Nachdem in der ersten Staffel Daphne (Phoebe Dynevor) ihren Partner fand und in der zweiten der Erstgeborene Anthony (Jonathan Bailey) zu seinem Liebesglück kam, wurde in Staffel drei auch für Colin (Luke Newton) ein passendes Gegenstück organisiert. Nun ist Lebemann Benedict (Luke Thompson) an der Reihe.
Allerdings ist dieser von den Plänen seiner Mutter Violet (Ruth Gemmell), ihn endlich unter die Haube zu bringen, wenig begeistert. Der Playboy will nicht heiraten, der Ruf seiner noblen Familie ist ihm egal. Die Frauen der feinen Gesellschaft hätten «kein Feuer, keine Persönlichkeit», findet Benedict. So schlägt er sich die Nächte lieber mit Wein, Weib und manchmal auch Mann um die Ohren.
Den Maskenball, mit dem die Familie Bridgerton die Saison schliesslich eröffnet, kann Benedict jedoch nicht schwänzen. Ausgerechnet da verliebt er sich Hals über Kopf in eine unbekannte Dame (Yerin Ha). Weil alle maskiert sind, weiss Benedict nur, wie ihre Lippen aussehen, die er flüchtig küssen durfte. Und weil die mysteriöse Schöne sich noch vor der mitternächtlichen Demaskierung aus dem Staub macht, bleibt dem Bedauernswerten bloss die Erinnerung an sie – sowie ein weisser Samthandschuh, den sie in der Hast verlor.

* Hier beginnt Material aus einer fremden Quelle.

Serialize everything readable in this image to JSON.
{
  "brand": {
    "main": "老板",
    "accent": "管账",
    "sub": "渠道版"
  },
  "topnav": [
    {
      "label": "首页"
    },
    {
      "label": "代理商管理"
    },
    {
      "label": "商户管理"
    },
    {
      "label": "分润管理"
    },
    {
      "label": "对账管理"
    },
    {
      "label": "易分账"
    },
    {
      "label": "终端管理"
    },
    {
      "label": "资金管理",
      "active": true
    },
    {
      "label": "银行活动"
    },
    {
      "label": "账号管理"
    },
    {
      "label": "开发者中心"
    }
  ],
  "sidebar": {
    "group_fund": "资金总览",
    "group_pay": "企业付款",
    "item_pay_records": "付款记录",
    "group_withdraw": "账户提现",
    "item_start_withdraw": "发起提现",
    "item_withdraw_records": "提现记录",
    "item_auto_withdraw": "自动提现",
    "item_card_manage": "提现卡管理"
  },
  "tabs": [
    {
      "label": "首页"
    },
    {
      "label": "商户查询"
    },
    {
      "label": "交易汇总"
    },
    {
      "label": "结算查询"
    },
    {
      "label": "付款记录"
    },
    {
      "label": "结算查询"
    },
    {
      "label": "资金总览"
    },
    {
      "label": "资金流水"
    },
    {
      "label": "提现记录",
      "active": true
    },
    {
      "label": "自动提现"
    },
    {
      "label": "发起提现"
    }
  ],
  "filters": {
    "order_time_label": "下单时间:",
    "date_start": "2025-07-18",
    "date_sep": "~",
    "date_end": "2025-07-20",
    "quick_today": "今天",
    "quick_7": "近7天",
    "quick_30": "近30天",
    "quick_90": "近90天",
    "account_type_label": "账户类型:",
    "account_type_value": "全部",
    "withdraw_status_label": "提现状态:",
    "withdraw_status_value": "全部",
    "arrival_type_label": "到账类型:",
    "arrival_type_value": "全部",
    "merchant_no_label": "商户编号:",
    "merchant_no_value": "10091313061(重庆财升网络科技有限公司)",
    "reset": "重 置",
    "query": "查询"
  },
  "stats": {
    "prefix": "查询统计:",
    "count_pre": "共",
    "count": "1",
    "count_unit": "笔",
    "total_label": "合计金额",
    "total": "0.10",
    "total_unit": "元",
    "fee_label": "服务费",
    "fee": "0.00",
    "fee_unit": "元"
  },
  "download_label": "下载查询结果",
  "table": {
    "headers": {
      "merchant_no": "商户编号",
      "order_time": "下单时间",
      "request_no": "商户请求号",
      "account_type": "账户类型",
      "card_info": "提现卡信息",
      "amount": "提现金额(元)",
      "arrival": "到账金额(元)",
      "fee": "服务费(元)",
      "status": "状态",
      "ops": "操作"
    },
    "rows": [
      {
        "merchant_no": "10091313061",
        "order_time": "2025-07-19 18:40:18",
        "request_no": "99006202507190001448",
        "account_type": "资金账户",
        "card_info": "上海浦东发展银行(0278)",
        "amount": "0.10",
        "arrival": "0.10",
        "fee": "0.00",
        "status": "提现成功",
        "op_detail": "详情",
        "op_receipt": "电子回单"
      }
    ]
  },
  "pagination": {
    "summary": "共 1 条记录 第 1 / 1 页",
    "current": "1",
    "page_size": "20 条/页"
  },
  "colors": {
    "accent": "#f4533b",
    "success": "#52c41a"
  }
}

Schon am nächsten Morgen macht sich Benedict verzweifelt auf die Suche nach der Unbekannten. Die Zuschauer/-innen sind ihm einen Schritt voraus, denn sie wissen, dass es sich bei der Dame um Sophie Baek handelt: eine Zofe, die sich heimlich und unerlaubterweise unter die noble Gästeschar des Balles mischte.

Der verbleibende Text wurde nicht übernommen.